Extra £100,000 to help Worthing households struggling to pay council tax bills
Councillors have approved an extra £100,000 for a hardship fund for 2022 and 2023.
Worthing’s executive members of the joint strategic committee approved the extra funding on Tuesday (January 11).
It comes as Worthing Borough Council reviews the council tax support it offers to residents on low incomes.
In December, Worthing Borough Council (WBC) leader Kevin Jenkins (Con, Gaisford) requested that the £5 a week minimum council tax payment be scrapped.
But, because both West Sussex County Council and the Police and Crime Commissioner receive a share of council tax collecting in Worthing, both must be consulted on any changes and therefore the £5 payments are unlikely to be scrapped before 2023 both must be consulted on any changes and therefore the £5 payments are unlikely to be scrapped before 2023.
If the £5 payment – which sees some of Worthing’s poorest households paying at least £260 in council tax a year -is scrapped it could see WSCC missing out on more than £1 million and mean £152,000 less for the PCC each year.
A hardship scheme was introduced alongside the £5 payments in 2015 to support those who may have struggled with the increase in council tax payments.
The budget for this currently stands at £99,000 with £60,000 coming from WSCC.
Until the £5 payments can be scrapped, the £100,000 approved on Tuesday could provide extra support for between 760 and 1,300 households – depending on the amounts awarded.
Figures from WBC’s ‘LIFT’ platform show that 240 households were ‘struggling financially’ in September 2021. A further 119 households were financially ‘at risk’ and 39 households were identified as being ‘in crisis’.
This led Labour group leader Beccy Cooper (Marine) to ask if more financial support was possible.

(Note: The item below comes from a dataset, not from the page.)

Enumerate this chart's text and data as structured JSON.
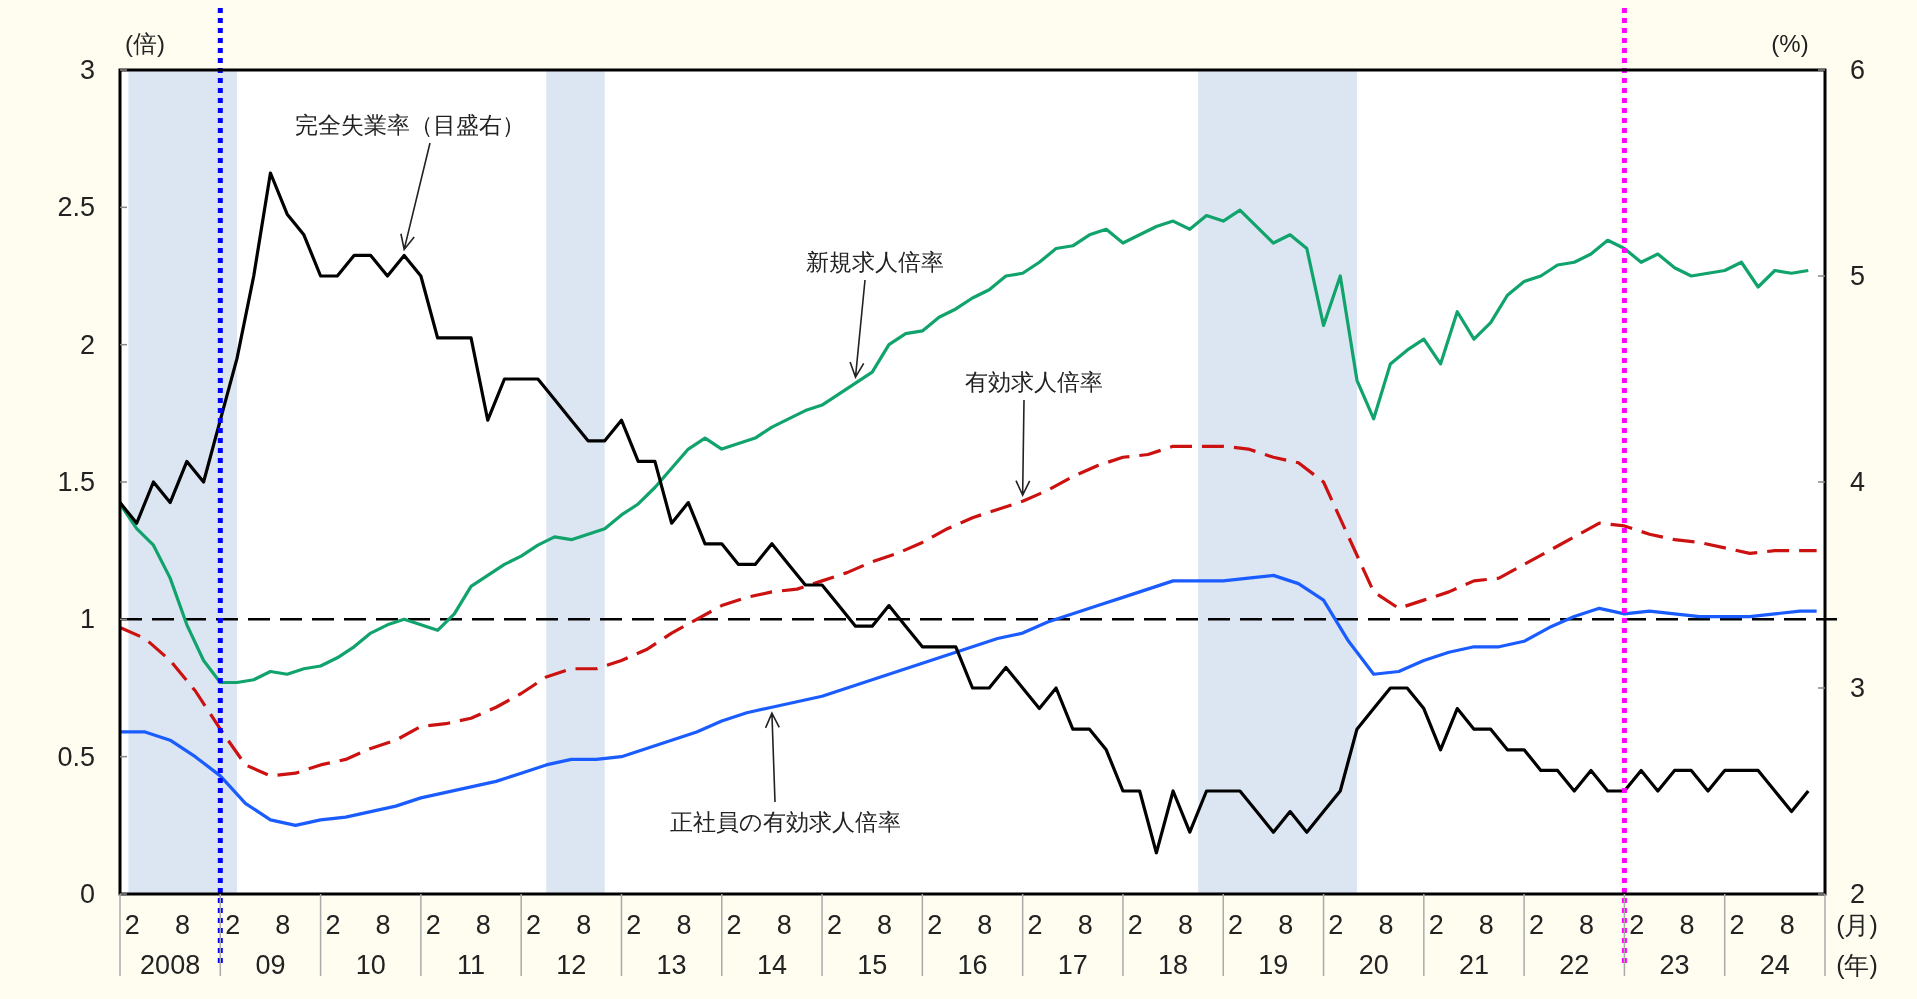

“I appreciate that the budget for the council is finite but it does strike me here that an extra £100,000 is going to mean that an awful lot of people in the database won’t be covered – we’re not going to be able to alleviate this payment of £260,” she said.
“Is there more funding or is there an alternative solution that would mean we could help more people?”
Council officers said that funding full council tax relief for those who pay the minimum rate could cost somewhere in the region of £870,000.
Mr Jenkins estimated that this would require a nine per cent rise in council tax to cover.
This was confirmed by officers who pointed out that council tax could not increase to such a level without calling a referendum.
Deputy council leader Ed Crouch (Con, Marine) asked that the consultation with WSCC and the PCC be sped up and officers agreed this would happen ‘without delay’.
A further report on council tax support is expected in March this year.